Number theory, for example, is a theory about something very concrete - the natural numbers. Though GĂ¶del has shown that even in number theory there are undecidable propositions, that simply means that the commonly accepted axioms of Peano Arithmetic are not a full description of number theory, and that in fact no formal system derived from a collection of axioms ever will be a full description of the theory of numbers. **That is a statement about formal systems, not a statement about number theory**. For example, Goodstein's theorem is known to be correct, but does not follow from the axioms of Peano Arithmetic.

The same cannot be said about set theory. If the real numbers actually existed, then they would either have or not have a subset that is neither countable nor of the same cardinality as the continuum. The fact that we have no way to decide, other than by asthetic or intuitive arguments, whether we should accept or reject the continuum hypothesis shows why sets should not be thought of as actual things. We cannot even gain insight experimentally on whether or not to accept it, as we could for Goodstein's theorem!
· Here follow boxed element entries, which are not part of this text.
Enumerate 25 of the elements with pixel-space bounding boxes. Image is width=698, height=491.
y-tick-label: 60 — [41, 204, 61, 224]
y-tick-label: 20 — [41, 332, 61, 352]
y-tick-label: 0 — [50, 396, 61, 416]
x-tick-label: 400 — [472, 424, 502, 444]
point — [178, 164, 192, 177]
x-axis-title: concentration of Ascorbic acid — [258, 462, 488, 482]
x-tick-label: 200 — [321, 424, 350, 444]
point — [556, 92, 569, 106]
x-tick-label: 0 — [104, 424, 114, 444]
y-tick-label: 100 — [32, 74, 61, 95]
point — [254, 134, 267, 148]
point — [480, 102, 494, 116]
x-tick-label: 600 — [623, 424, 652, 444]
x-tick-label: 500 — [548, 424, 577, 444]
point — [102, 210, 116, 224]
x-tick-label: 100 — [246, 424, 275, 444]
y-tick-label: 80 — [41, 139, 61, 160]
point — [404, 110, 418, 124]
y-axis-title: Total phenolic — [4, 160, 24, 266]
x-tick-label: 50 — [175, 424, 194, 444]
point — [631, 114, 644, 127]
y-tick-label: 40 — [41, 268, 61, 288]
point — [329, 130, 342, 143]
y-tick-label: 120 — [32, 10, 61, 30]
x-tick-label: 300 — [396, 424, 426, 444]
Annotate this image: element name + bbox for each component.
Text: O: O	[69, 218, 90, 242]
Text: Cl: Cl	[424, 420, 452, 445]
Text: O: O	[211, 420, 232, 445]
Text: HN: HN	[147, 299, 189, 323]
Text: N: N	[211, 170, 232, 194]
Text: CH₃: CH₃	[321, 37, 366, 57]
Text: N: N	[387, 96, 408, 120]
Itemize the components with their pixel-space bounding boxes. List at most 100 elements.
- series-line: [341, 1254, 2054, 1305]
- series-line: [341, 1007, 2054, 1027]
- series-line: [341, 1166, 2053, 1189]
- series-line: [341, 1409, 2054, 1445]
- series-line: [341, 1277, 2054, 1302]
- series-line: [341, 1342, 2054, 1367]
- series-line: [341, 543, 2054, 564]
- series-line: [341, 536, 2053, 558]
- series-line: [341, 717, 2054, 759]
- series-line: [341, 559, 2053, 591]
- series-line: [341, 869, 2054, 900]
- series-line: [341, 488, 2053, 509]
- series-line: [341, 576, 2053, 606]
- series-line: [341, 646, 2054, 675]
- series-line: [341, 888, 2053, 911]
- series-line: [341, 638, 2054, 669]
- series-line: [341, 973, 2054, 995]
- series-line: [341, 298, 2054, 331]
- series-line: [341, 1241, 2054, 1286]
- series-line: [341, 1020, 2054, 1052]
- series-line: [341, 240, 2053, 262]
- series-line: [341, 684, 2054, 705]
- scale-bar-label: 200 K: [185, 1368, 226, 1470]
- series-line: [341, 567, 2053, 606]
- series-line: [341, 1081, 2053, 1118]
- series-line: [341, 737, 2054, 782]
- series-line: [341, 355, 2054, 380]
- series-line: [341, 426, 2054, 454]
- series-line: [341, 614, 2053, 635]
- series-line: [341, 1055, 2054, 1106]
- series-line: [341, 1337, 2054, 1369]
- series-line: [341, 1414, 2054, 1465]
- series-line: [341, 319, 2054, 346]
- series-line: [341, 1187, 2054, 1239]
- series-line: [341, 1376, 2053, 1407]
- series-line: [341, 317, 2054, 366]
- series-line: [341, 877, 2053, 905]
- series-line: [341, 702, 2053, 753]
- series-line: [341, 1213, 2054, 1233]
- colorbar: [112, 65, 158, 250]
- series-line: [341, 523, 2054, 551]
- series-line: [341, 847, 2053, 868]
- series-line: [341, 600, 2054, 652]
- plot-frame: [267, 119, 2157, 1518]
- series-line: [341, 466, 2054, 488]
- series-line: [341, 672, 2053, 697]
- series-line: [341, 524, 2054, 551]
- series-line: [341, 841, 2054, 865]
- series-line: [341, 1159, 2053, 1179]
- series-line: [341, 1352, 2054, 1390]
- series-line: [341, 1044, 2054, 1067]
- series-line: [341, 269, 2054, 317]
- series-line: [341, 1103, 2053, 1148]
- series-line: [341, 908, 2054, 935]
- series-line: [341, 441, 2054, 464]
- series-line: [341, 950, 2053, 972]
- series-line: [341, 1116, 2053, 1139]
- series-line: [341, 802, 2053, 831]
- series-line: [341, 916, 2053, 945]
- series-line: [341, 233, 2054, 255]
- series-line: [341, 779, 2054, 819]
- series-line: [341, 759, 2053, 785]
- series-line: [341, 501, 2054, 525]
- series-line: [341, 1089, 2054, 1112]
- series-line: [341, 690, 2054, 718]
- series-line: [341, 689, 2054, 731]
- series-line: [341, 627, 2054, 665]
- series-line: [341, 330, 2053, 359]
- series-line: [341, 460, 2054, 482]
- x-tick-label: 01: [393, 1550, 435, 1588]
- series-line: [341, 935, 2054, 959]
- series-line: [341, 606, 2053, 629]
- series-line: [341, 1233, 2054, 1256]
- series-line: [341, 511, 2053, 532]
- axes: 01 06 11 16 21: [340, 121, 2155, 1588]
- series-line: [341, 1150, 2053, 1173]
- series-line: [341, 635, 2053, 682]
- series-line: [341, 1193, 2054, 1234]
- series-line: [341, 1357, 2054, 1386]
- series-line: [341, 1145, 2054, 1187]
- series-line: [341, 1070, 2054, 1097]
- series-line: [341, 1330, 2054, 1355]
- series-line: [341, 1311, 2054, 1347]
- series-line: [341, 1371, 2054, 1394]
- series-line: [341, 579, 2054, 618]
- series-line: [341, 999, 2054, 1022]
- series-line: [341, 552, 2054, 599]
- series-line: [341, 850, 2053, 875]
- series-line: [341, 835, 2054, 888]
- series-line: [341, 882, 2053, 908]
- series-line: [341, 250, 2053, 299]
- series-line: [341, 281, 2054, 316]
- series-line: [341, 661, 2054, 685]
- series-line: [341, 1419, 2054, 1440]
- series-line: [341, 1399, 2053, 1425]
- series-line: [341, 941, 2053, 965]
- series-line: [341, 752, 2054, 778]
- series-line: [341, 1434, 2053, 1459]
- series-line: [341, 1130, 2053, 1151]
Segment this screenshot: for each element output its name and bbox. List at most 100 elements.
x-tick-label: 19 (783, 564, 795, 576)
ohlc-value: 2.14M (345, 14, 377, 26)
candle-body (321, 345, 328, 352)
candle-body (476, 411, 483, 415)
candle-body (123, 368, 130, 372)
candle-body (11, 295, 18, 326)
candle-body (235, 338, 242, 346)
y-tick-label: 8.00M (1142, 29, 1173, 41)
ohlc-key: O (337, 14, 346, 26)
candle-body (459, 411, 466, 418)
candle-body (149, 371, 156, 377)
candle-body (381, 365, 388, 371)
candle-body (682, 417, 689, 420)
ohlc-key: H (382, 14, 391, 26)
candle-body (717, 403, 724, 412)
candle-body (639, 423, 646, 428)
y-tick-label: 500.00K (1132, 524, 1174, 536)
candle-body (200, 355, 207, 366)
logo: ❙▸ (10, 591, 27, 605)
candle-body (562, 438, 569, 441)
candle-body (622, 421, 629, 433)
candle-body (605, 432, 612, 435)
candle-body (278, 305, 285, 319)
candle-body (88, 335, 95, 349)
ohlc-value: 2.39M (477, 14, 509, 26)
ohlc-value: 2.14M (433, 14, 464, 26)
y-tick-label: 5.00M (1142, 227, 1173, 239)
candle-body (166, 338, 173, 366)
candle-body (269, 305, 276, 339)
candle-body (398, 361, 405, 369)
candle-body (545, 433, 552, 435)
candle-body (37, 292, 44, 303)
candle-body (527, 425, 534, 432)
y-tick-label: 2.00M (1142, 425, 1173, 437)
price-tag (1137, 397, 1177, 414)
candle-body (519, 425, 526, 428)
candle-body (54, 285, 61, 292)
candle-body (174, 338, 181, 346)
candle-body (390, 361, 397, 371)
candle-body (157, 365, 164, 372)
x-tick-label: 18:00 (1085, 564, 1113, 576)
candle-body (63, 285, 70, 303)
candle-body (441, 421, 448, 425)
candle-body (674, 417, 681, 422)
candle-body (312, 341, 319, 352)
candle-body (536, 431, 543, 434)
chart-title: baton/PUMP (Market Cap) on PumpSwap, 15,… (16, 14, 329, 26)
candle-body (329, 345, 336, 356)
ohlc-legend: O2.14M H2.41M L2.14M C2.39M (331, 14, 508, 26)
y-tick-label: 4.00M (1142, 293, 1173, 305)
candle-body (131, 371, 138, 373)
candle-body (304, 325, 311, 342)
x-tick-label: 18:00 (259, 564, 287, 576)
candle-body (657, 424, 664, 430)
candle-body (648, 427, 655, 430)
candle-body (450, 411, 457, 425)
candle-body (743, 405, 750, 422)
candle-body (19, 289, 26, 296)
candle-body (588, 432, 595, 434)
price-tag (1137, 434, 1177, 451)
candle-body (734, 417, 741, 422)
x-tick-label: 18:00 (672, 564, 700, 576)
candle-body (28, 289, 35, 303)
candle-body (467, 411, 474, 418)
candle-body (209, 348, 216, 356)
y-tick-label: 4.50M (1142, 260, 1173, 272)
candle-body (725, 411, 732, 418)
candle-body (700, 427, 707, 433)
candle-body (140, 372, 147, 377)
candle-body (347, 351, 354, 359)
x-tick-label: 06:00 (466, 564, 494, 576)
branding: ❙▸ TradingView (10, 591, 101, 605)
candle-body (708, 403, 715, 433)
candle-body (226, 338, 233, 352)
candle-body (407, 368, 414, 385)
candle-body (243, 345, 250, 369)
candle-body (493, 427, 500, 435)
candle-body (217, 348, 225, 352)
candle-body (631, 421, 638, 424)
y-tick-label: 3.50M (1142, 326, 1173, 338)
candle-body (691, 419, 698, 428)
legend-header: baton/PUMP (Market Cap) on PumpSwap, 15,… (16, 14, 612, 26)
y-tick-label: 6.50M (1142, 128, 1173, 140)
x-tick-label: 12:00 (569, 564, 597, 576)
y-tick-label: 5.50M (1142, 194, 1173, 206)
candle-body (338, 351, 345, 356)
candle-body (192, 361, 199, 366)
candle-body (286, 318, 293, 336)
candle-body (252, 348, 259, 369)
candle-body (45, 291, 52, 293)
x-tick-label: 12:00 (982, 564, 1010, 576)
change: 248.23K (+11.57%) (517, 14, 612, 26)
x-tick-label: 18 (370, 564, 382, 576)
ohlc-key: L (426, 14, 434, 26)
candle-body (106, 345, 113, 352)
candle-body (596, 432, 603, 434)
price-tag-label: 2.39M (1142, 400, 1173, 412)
The other alternative, then, is to simply accept set theory as a purely formal theory. Sets are nothing but whatever is described by the collection of all consequences of the axioms of set theory. Very well then. If that is the case and set theory does not describe our world, then when we are proving something, say Goodstein's theorem, using set theory, why should we believe the result? Why do you expect me to take set theory on the basis of common sense, when it gives such nonsensical results, such as the undecidability of the continuum hypothesis?

This is usually the point in my thinking where I start to get a headache, which is just as well since it seems to me to be an impasse. Today I have avoided that headache, probably because I am putting my thoughts to writing, which is usually a good way of clarifying one's thoughts to one's self. Note, please, that I am not saying that set theory is bull; just that it is extremely weird, much weirder than quantum mechanics, and is too seldom called upon to answer for its weirdness. Of course, that's a physicist's point of view, and a mathematician is welcome to lambaste me for poor understanding of set theory and to expose my naive view of the matter.